Jonathan Owen is best known for his interventions into ‘found’ antique sculptures, a process of re-carving and reinventing defunct marble statuary in an attempt - as he puts it - “to subvert and puncture this familiar rhetoric, and so to reactivate the object through transformation rather than destruction, to make a new proposition.”
This approach offers a way of working that seems especially relevant at the present moment (as the conversation around public monuments is so vigorously reconsidered and rephrased) questioning ideas of permanence and power, attributes so often associated with the original sculptures that are his favoured raw material.

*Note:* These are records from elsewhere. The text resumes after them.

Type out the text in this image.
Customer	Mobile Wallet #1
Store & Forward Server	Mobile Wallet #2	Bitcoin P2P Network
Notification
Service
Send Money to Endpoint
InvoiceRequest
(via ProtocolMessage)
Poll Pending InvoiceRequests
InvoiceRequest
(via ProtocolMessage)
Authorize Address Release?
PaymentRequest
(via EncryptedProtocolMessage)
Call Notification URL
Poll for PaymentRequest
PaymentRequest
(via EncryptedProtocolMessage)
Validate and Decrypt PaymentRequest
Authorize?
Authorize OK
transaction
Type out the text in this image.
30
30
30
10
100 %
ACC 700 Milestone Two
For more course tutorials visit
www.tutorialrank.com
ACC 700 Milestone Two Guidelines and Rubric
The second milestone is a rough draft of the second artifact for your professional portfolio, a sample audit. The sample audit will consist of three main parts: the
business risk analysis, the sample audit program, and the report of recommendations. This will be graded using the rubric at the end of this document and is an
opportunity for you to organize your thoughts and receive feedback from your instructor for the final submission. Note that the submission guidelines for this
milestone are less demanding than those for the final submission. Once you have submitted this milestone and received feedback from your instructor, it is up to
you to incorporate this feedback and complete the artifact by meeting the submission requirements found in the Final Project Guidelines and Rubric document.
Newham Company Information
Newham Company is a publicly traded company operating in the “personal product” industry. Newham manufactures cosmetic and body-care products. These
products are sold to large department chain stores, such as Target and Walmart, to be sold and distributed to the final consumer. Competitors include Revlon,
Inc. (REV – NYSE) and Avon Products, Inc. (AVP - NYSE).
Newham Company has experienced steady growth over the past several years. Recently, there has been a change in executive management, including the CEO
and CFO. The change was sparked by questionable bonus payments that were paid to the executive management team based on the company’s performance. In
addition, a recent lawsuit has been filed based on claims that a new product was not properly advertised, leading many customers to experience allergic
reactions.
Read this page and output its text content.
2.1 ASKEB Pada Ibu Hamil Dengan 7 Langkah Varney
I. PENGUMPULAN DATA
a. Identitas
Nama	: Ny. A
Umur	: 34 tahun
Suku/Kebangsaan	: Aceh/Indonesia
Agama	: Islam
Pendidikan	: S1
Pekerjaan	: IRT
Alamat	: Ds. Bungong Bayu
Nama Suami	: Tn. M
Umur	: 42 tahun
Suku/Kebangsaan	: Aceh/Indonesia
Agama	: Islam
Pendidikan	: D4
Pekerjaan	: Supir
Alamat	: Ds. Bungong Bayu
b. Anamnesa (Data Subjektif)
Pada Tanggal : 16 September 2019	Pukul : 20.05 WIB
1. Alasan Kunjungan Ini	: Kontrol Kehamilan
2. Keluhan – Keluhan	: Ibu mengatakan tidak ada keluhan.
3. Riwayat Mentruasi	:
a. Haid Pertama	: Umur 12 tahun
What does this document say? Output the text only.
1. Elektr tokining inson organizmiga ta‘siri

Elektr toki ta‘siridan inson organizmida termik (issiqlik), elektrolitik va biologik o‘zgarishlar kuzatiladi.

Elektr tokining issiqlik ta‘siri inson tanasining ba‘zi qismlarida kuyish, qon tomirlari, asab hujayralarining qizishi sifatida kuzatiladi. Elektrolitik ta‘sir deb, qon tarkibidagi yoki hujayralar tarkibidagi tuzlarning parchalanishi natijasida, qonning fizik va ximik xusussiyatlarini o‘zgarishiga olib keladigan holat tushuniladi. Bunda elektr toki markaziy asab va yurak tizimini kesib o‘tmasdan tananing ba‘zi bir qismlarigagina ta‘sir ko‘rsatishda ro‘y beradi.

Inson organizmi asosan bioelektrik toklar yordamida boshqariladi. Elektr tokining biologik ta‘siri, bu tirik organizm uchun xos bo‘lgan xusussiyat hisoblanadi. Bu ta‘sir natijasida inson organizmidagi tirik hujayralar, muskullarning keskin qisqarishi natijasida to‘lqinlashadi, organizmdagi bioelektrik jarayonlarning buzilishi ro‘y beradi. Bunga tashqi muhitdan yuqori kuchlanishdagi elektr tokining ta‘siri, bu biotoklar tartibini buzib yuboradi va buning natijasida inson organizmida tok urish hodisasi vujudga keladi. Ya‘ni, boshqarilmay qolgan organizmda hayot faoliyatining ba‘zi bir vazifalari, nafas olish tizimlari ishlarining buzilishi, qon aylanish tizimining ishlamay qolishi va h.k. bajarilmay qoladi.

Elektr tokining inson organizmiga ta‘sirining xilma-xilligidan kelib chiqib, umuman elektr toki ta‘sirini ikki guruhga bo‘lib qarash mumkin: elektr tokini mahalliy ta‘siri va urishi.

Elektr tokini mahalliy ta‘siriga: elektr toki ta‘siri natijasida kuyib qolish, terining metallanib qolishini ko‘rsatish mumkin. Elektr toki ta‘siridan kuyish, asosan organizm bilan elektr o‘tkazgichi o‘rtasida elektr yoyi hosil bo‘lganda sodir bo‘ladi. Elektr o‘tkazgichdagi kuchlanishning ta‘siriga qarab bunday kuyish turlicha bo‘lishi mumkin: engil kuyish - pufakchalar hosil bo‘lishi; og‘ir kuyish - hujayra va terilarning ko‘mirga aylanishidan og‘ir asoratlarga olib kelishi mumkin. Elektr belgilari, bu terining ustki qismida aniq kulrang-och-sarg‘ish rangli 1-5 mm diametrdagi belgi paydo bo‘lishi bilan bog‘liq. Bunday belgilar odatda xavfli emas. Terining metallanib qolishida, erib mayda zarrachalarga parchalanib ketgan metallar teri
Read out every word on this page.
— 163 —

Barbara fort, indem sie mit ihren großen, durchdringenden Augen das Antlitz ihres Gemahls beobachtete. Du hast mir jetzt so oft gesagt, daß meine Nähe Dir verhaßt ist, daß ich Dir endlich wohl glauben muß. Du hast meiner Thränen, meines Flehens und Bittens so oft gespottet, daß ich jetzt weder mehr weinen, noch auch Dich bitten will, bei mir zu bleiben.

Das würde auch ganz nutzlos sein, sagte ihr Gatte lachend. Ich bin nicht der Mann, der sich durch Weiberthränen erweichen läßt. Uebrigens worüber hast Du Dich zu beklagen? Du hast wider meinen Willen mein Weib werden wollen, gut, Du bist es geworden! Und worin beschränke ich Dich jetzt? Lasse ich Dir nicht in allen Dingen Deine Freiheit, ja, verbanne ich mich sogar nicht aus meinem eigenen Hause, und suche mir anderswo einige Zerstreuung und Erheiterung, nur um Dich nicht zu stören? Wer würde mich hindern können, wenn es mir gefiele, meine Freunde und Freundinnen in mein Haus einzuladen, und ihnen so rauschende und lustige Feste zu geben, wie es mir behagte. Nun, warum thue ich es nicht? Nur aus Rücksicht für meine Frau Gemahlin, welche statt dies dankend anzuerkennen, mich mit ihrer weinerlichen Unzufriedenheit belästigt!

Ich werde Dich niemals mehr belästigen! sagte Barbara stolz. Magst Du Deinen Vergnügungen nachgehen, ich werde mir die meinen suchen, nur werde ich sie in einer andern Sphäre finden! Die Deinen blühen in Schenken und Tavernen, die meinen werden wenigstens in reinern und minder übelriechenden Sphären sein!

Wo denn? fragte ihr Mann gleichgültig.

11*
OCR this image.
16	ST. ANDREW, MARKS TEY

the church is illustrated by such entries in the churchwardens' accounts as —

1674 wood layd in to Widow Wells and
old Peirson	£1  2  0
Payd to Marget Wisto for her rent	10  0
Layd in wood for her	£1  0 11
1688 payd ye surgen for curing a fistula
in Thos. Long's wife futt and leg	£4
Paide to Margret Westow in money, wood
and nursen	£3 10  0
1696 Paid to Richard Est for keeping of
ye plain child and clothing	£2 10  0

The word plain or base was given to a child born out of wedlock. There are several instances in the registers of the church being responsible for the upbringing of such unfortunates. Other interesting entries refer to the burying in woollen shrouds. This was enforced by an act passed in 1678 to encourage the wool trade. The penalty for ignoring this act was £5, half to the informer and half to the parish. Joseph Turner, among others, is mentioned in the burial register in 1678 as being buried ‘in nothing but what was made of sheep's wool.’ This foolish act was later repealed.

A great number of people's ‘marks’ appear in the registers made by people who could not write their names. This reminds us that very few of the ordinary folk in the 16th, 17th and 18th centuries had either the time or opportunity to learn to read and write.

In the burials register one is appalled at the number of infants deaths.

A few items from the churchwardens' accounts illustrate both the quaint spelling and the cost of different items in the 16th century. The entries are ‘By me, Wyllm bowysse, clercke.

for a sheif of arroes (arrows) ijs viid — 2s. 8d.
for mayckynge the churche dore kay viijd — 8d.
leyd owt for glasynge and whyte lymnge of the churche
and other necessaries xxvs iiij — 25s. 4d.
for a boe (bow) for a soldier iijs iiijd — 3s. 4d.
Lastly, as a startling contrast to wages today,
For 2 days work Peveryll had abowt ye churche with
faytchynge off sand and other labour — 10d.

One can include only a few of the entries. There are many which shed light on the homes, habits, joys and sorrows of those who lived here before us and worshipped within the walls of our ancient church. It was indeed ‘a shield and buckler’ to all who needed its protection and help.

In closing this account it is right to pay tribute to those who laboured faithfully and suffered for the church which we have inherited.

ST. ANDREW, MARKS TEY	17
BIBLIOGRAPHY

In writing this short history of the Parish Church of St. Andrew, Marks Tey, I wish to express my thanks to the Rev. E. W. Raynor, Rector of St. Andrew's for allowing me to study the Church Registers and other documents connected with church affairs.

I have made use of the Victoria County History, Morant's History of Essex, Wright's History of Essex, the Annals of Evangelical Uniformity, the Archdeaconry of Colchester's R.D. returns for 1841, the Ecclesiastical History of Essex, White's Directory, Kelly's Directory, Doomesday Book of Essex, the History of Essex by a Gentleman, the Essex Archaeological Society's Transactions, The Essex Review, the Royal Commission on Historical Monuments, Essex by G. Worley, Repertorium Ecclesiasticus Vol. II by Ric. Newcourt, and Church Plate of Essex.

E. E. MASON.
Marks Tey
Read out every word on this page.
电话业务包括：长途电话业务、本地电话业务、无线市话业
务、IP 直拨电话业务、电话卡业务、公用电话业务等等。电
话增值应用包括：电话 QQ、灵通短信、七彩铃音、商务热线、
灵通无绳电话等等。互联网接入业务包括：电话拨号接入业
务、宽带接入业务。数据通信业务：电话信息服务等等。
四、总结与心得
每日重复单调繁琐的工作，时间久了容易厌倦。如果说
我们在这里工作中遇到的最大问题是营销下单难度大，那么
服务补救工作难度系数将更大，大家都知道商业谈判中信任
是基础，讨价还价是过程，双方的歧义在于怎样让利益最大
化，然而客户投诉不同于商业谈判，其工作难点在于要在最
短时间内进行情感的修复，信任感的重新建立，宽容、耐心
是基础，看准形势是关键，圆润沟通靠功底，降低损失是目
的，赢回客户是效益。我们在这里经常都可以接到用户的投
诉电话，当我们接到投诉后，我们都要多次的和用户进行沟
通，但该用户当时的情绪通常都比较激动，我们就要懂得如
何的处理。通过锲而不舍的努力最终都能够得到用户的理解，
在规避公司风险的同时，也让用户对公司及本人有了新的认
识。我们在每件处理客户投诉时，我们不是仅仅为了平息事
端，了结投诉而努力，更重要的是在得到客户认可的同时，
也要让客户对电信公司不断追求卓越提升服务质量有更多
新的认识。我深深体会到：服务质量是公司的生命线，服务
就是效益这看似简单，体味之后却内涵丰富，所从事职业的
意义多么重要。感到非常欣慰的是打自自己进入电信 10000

The exhibition includes dramatically re-worked busts of once powerful men, but at its centre there is a major new sculpture based on a life-size, allegorical figure of Navigation, a figure that formerly stood proud as a symbol of empire and exploration - sextant and rudder at the ready - reduced to a pile of interlinking chains snaking across its plinth on the gallery floor.
Alongside this group of new sculptures Owen presents new 'eraser drawings' - also made by a reductive process, a kind of two-dimensional carving of old book pages - working backwards through layers of ink from blacks through greys to white, gradually removing tone from the surface of the page to delete the foreground subject, and subtly re-form the background.
The first of these, made some years ago, concentrated on removing statues from their plinths, but his most recent series has focussed on images from the history of cinema, erasing the foreground figures of Hollywood stars, and reshaping them into the inanimate details of the scenes they once inhabited.